Zelaya v. New York Auto Body, Inc.
This text of 41 A.D.3d 594 (Zelaya v. New York Auto Body, Inc.) is published on Counsel Stack Legal Research, covering Appellate Division of the Supreme Court of the State of New York primary law. Counsel Stack provides free access to over 12 million legal documents including statutes, case law, regulations, and constitutions.
Opinion
In an action to recover damages for personal injuries, the defendants appeal from a judgment of the Supreme Court, Queens County (Sherman, J.H.O.), entered January 5, 2005, which, after a nonjury trial, is in favor of the plaintiff and against them in the principal sum of $297,356.27.
Ordered that the judgment is affirmed, with costs.
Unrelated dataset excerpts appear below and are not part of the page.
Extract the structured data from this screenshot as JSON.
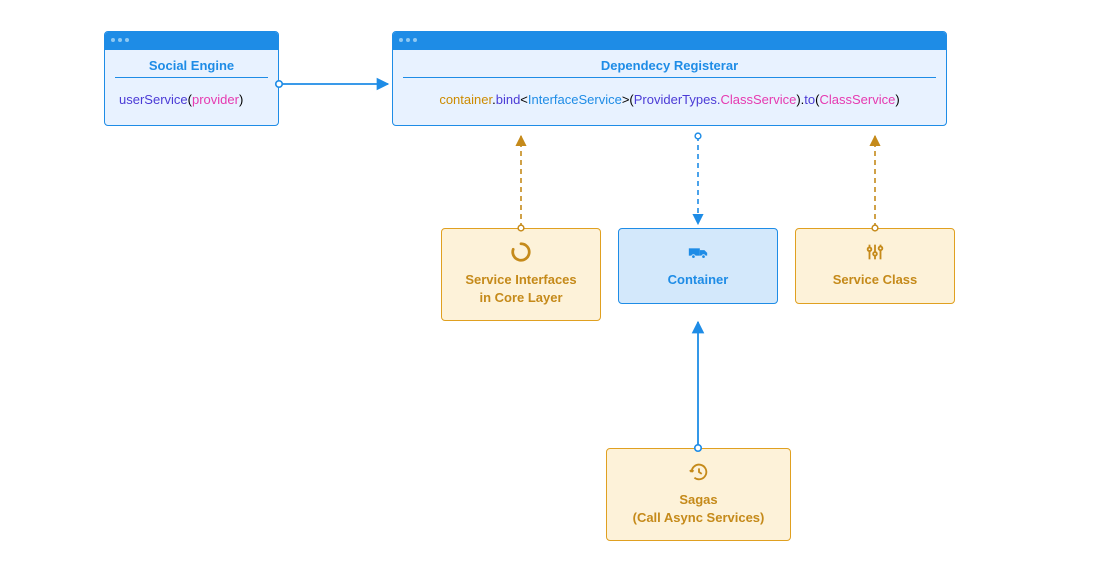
{
  "windows": {
    "social": {
      "title": "Social Engine",
      "code": {
        "func": "userService",
        "open": "(",
        "arg": "provider",
        "close": ")"
      }
    },
    "registrar": {
      "title": "Dependecy Registerar",
      "code": {
        "t0": "container",
        "t1": ".",
        "t2": "bind",
        "t3": "<",
        "t4": "InterfaceService",
        "t5": ">(",
        "t6": "ProviderTypes.",
        "t7": "ClassService",
        "t8": ").",
        "t9": "to",
        "t10": "(",
        "t11": "ClassService",
        "t12": ")"
      }
    }
  },
  "cards": {
    "interfaces": "Service Interfaces\nin Core Layer",
    "container": "Container",
    "serviceClass": "Service Class",
    "sagas": "Sagas\n(Call Async Services)"
  },
  "colors": {
    "windowBorder": "#1e8ce6",
    "amberBorder": "#e0a020",
    "pink": "#e63ab0"
  }
}
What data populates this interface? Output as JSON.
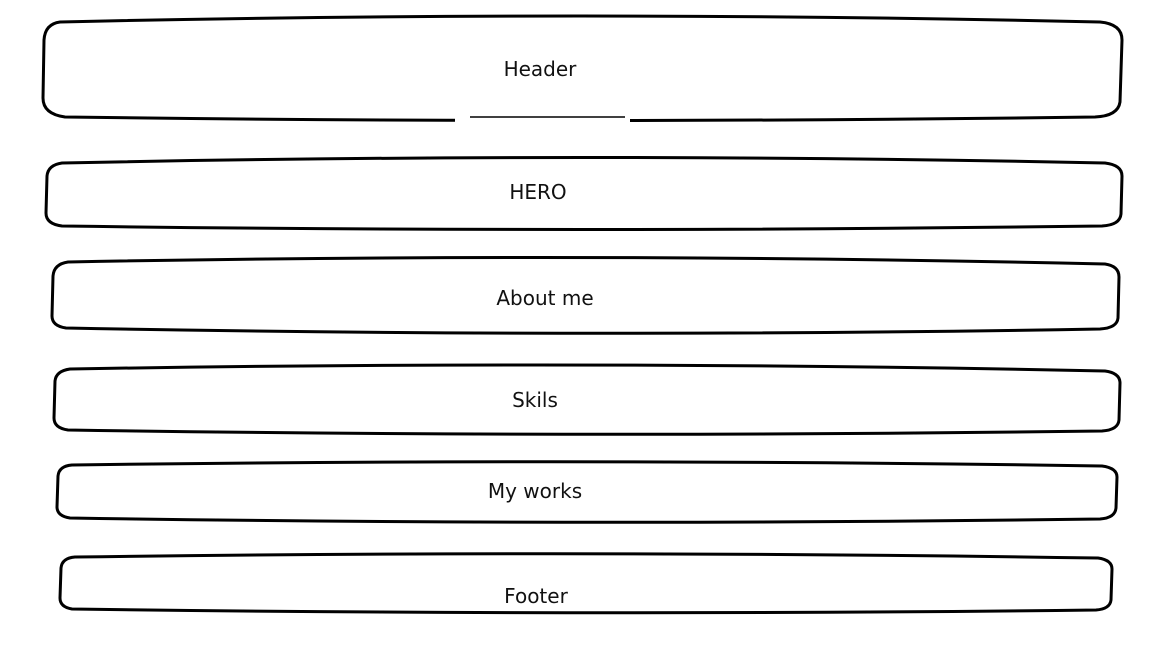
{
  "blocks": [
    {
      "label": "Header"
    },
    {
      "label": "HERO"
    },
    {
      "label": "About me"
    },
    {
      "label": "Skils"
    },
    {
      "label": "My works"
    },
    {
      "label": "Footer"
    }
  ],
  "colors": {
    "stroke": "#000000",
    "fill": "#ffffff",
    "text": "#111111"
  }
}
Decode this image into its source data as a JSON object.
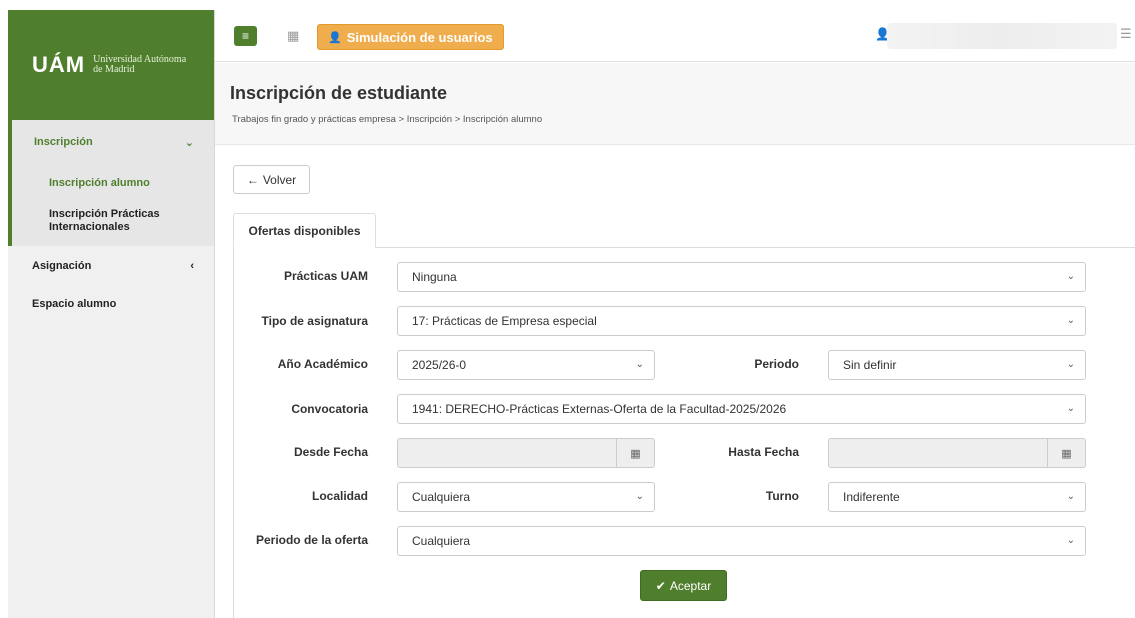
{
  "sidebar": {
    "logo_mark": "UÁM",
    "logo_line1": "Universidad Autónoma",
    "logo_line2": "de Madrid",
    "items": [
      {
        "label": "Inscripción",
        "chevron": "⌄"
      },
      {
        "label": "Inscripción alumno"
      },
      {
        "label": "Inscripción Prácticas Internacionales"
      },
      {
        "label": "Asignación",
        "chevron": "‹"
      },
      {
        "label": "Espacio alumno"
      }
    ]
  },
  "topbar": {
    "menu_icon": "≡",
    "grid_icon": "▦",
    "sim_icon": "👤",
    "sim_label": "Simulación de usuarios",
    "user_icon": "👤",
    "right_icon": "☰"
  },
  "header": {
    "title": "Inscripción de estudiante",
    "breadcrumb": "Trabajos fin grado y prácticas empresa > Inscripción > Inscripción alumno"
  },
  "back_button": {
    "icon": "←",
    "label": "Volver"
  },
  "tab": {
    "label": "Ofertas disponibles"
  },
  "form": {
    "practicas_uam": {
      "label": "Prácticas UAM",
      "value": "Ninguna"
    },
    "tipo_asignatura": {
      "label": "Tipo de asignatura",
      "value": "17: Prácticas de Empresa especial"
    },
    "anio_academico": {
      "label": "Año Académico",
      "value": "2025/26-0"
    },
    "periodo": {
      "label": "Periodo",
      "value": "Sin definir"
    },
    "convocatoria": {
      "label": "Convocatoria",
      "value": "1941: DERECHO-Prácticas Externas-Oferta de la Facultad-2025/2026"
    },
    "desde_fecha": {
      "label": "Desde Fecha",
      "value": ""
    },
    "hasta_fecha": {
      "label": "Hasta Fecha",
      "value": ""
    },
    "localidad": {
      "label": "Localidad",
      "value": "Cualquiera"
    },
    "turno": {
      "label": "Turno",
      "value": "Indiferente"
    },
    "periodo_oferta": {
      "label": "Periodo de la oferta",
      "value": "Cualquiera"
    },
    "select_arrow": "⌄",
    "calendar_icon": "▦"
  },
  "accept_button": {
    "icon": "✔",
    "label": "Aceptar"
  },
  "colors": {
    "brand_green": "#4f7f2d",
    "sim_orange": "#f0ad4e"
  }
}
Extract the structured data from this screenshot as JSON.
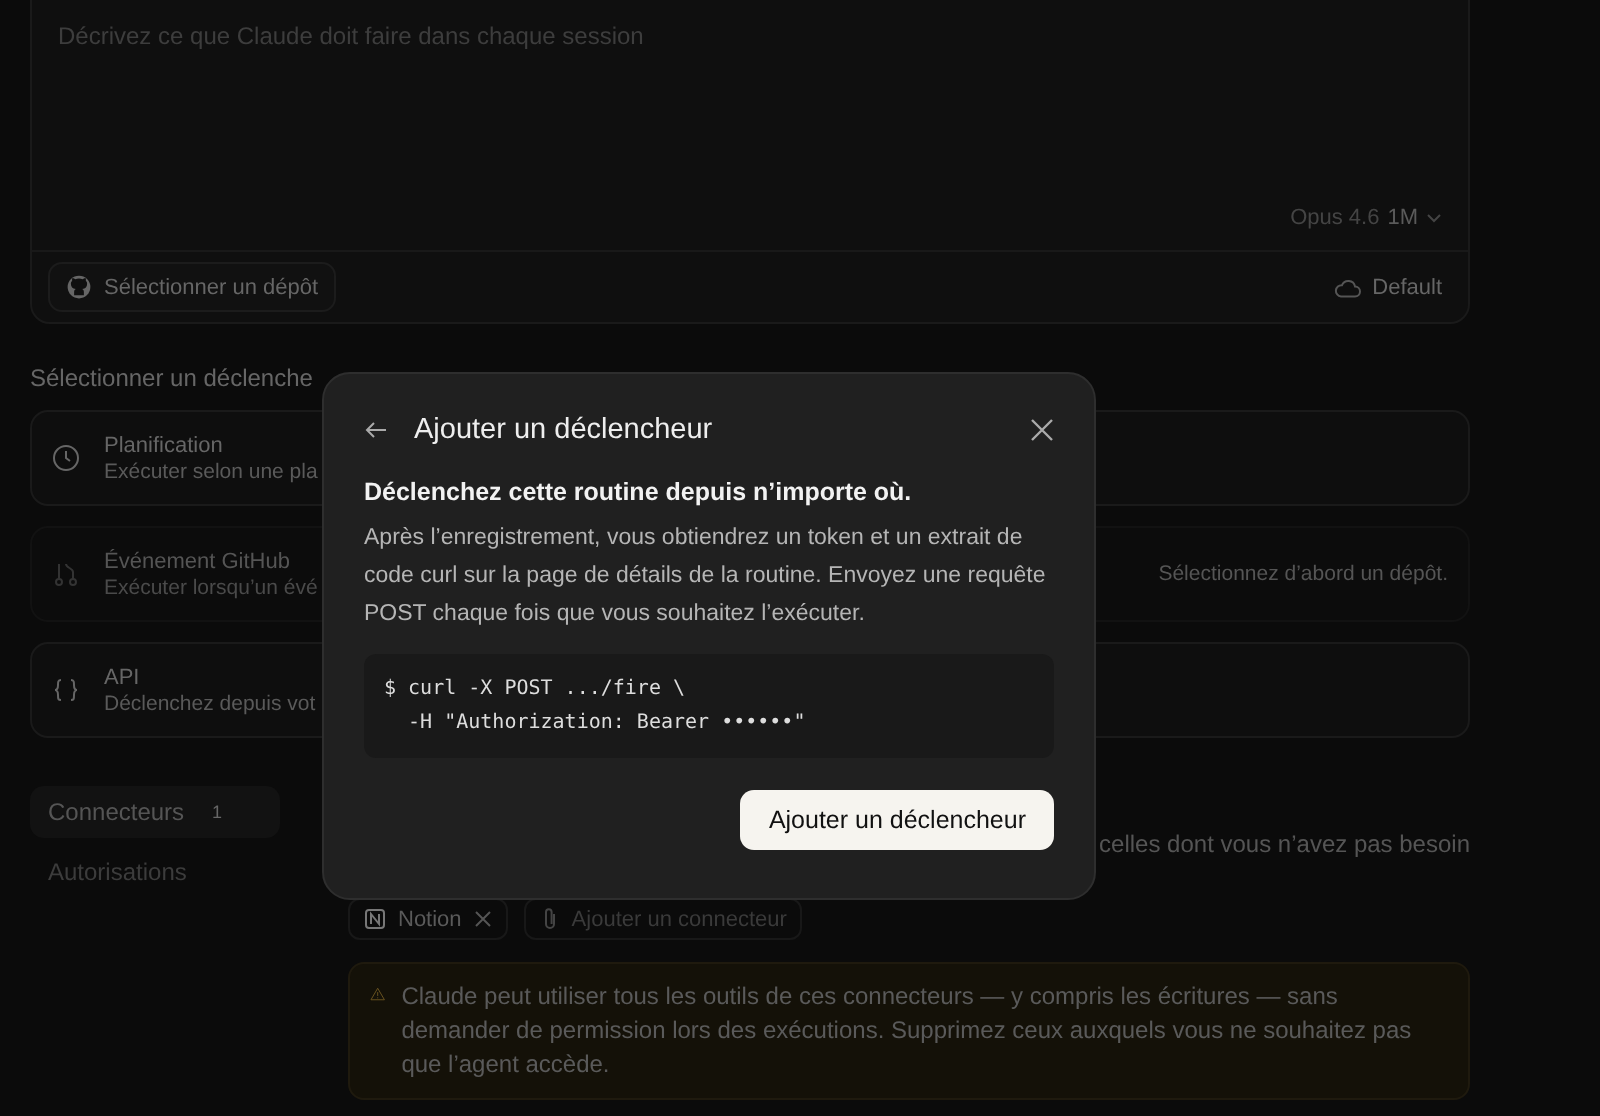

The defendants contend that the Supreme Court erred in considering the causation testimony proffered by the plaintiffs medical expert. This contention, however, is unpreserved for appellate review (see CPLR 4017, 5501 [a] [3]). In light of the defendants’ failure to raise a Frye objection (see Frye v United States, 293 F 1013 [1923]; see also Parker v Mobil Oil Corp., 7 NY3d 434 [2006]) until after the close of the plaintiffs case, the expert’s testimony is presumed to have been unobjectionable and any alleged error in its admission was waived (see Horton v Smith, 51 NY2d 798 [1980]; Seay v Greenidge, 292 AD2d 173 [2002]; Cocca v Conway, 283 AD2d 787, 788 [2001]; Koplick v Lieberman, 270 AD2d 460 [2000]). Thus, the trier of fact was free to consider such evidence in reaching its verdict.
The defendants’ remaining contentions are without merit. Ritter, J.P., Goldstein, Fisher and Balkin, JJ., concur.